I never understood why people want this in the first place. Sure, making this step more human explainable would be nice and possibly even fix some very particular problems for particular languages, but it directly goes against the primary objective of a tokenizer: Optimizing sequence length vs. vocabulary size. This is a pretty clear and hard optimization target and the best you can do is make sure that your tokenizer training set more closely mimics your training and ultimately your inference data. Putting english or german grammar in there by force will only degrade every other language in the tokenzier, while we already know that limiting additional languages will hurt overall model performance. And the belief that you can encode a dataset of trillions of tokens into a more efficient vocabulary than a machine is kind of weird tbh. People have also accepted since the early convnet days that the best encoding representation for images in machine learning is not a human understandable one. Same goes for audio. So why should text be any different?
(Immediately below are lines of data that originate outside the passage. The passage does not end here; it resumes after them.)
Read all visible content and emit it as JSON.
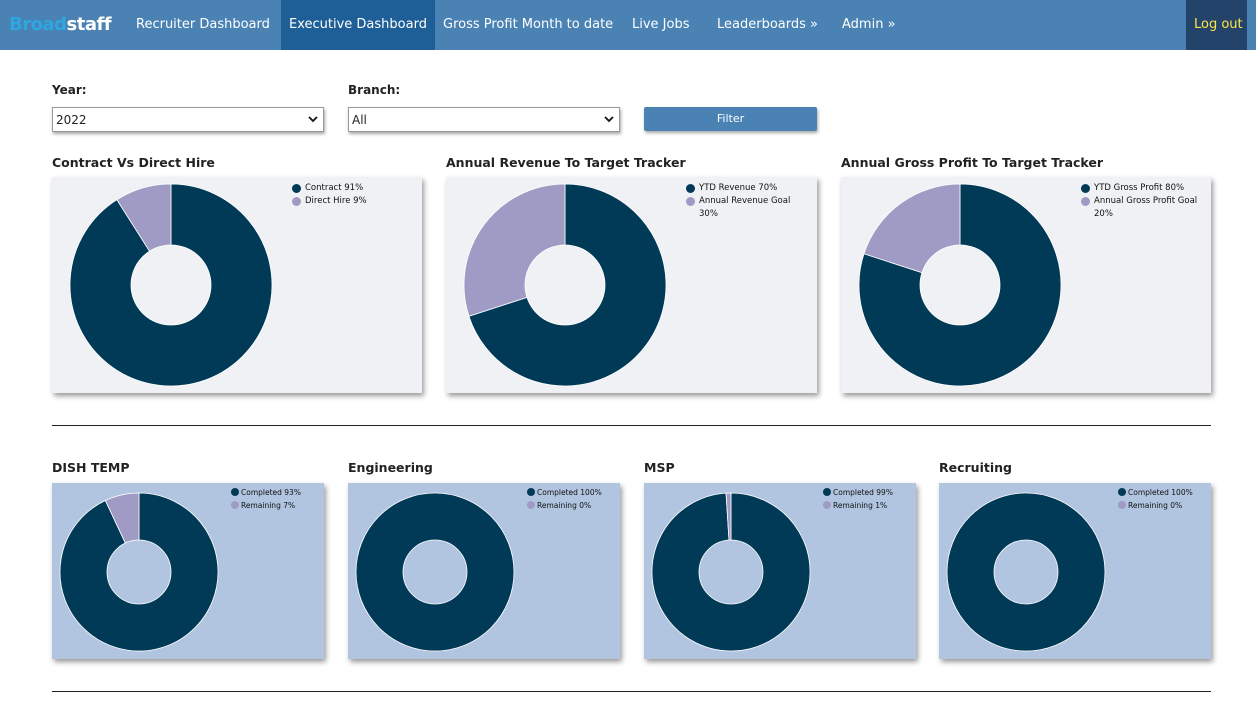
{
  "app": {
    "logo_part1": "Broad",
    "logo_part2": "staff"
  },
  "nav": {
    "items": [
      {
        "label": "Recruiter Dashboard"
      },
      {
        "label": "Executive Dashboard"
      },
      {
        "label": "Gross Profit Month to date"
      },
      {
        "label": "Live Jobs"
      },
      {
        "label": "Leaderboards »"
      },
      {
        "label": "Admin »"
      }
    ],
    "logout": "Log out"
  },
  "filters": {
    "year_label": "Year:",
    "year_value": "2022",
    "branch_label": "Branch:",
    "branch_value": "All",
    "filter_button": "Filter"
  },
  "colors": {
    "primary": "#003a57",
    "secondary": "#9f9bc5",
    "nav": "#4a82b4",
    "nav_active": "#1f5f97",
    "logout_bg": "#23436a",
    "logout_text": "#ffe34a"
  },
  "top_charts": {
    "contract": {
      "title": "Contract Vs Direct Hire",
      "legend": [
        "Contract 91%",
        "Direct Hire 9%"
      ]
    },
    "revenue": {
      "title": "Annual Revenue To Target Tracker",
      "legend": [
        "YTD Revenue 70%",
        "Annual Revenue Goal",
        "30%"
      ]
    },
    "gross": {
      "title": "Annual Gross Profit To Target Tracker",
      "legend": [
        "YTD Gross Profit 80%",
        "Annual Gross Profit Goal",
        "20%"
      ]
    }
  },
  "bottom_charts": {
    "dish": {
      "title": "DISH TEMP",
      "legend": [
        "Completed 93%",
        "Remaining 7%"
      ]
    },
    "eng": {
      "title": "Engineering",
      "legend": [
        "Completed 100%",
        "Remaining 0%"
      ]
    },
    "msp": {
      "title": "MSP",
      "legend": [
        "Completed 99%",
        "Remaining 1%"
      ]
    },
    "rec": {
      "title": "Recruiting",
      "legend": [
        "Completed 100%",
        "Remaining 0%"
      ]
    }
  },
  "chart_data": [
    {
      "type": "pie",
      "title": "Contract Vs Direct Hire",
      "categories": [
        "Contract",
        "Direct Hire"
      ],
      "values": [
        91,
        9
      ]
    },
    {
      "type": "pie",
      "title": "Annual Revenue To Target Tracker",
      "categories": [
        "YTD Revenue",
        "Annual Revenue Goal"
      ],
      "values": [
        70,
        30
      ]
    },
    {
      "type": "pie",
      "title": "Annual Gross Profit To Target Tracker",
      "categories": [
        "YTD Gross Profit",
        "Annual Gross Profit Goal"
      ],
      "values": [
        80,
        20
      ]
    },
    {
      "type": "pie",
      "title": "DISH TEMP",
      "categories": [
        "Completed",
        "Remaining"
      ],
      "values": [
        93,
        7
      ]
    },
    {
      "type": "pie",
      "title": "Engineering",
      "categories": [
        "Completed",
        "Remaining"
      ],
      "values": [
        100,
        0
      ]
    },
    {
      "type": "pie",
      "title": "MSP",
      "categories": [
        "Completed",
        "Remaining"
      ],
      "values": [
        99,
        1
      ]
    },
    {
      "type": "pie",
      "title": "Recruiting",
      "categories": [
        "Completed",
        "Remaining"
      ],
      "values": [
        100,
        0
      ]
    }
  ]
}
If you really think so, you might also wanna have a go at feature engineering images. And it's not like people haven't tried that. But they all eventually learned their lesson.

  • We usually build the tokenizer by optimizing for one goal (space-efficient encoding of text), then use it in a model that is trained for an entirely different goal (producing good text, "reasoning", "coding", etc). It is not immediately clear that the optimization goal for the tokenizer is actually the one that best serves the training of the llm.

    That's what all these attempts boil down to. They don't presume to be able to find a more space-efficient encoding by hand, they assume that the optimization goal for the tokenizer was wrong and they can do better by adding some extra rules. And this isn't entirely without precendent, most tokenizers have a couple of "forced" tokens that were not organically discovered. Moving around how digits are grouped in the tokenizer is another point where wins have been shown.

    This is where projects like nanochat are really valuable for quickly and (relatively) cheaply trying out various tweaks

    • >It is not immediately clear that the optimization goal for the tokenizer is actually the one that best serves the training of the llm.

      Except that is exactly what research has shown. Besides, the tokenizer's training goal is literally just to encode text efficiently with fewer tokens by increasing the vocabulary, which obviously directly benefits the attention mechanism if you look at the dimensions of involved matrices. The biggest issues so far have stemmed from variances between tokenizer and LLM training sets [1] and the fact that people primarily work with character based text and not word-part based text (even though that gets muddy when you look at what is actually happening in the brain) when doing anything in writing.

      [1] https://www.lesswrong.com/posts/aPeJE8bSo6rAFoLqg/solidgoldm...

  • If you want to make it more human-explainable, then ditch the entire tokenizer and just feed the models raw characters. Because now there is nothing to explain.

    • Then that means you need at least 4x the compute to achieve the same results as state of the art. Meaning that if I can train my frontier model with my normal tokenizer in 3 months, it will take you a year. When major releases across all competing providers are measured in months, there's simply no incentive to do that just to capture these fringe edge cases.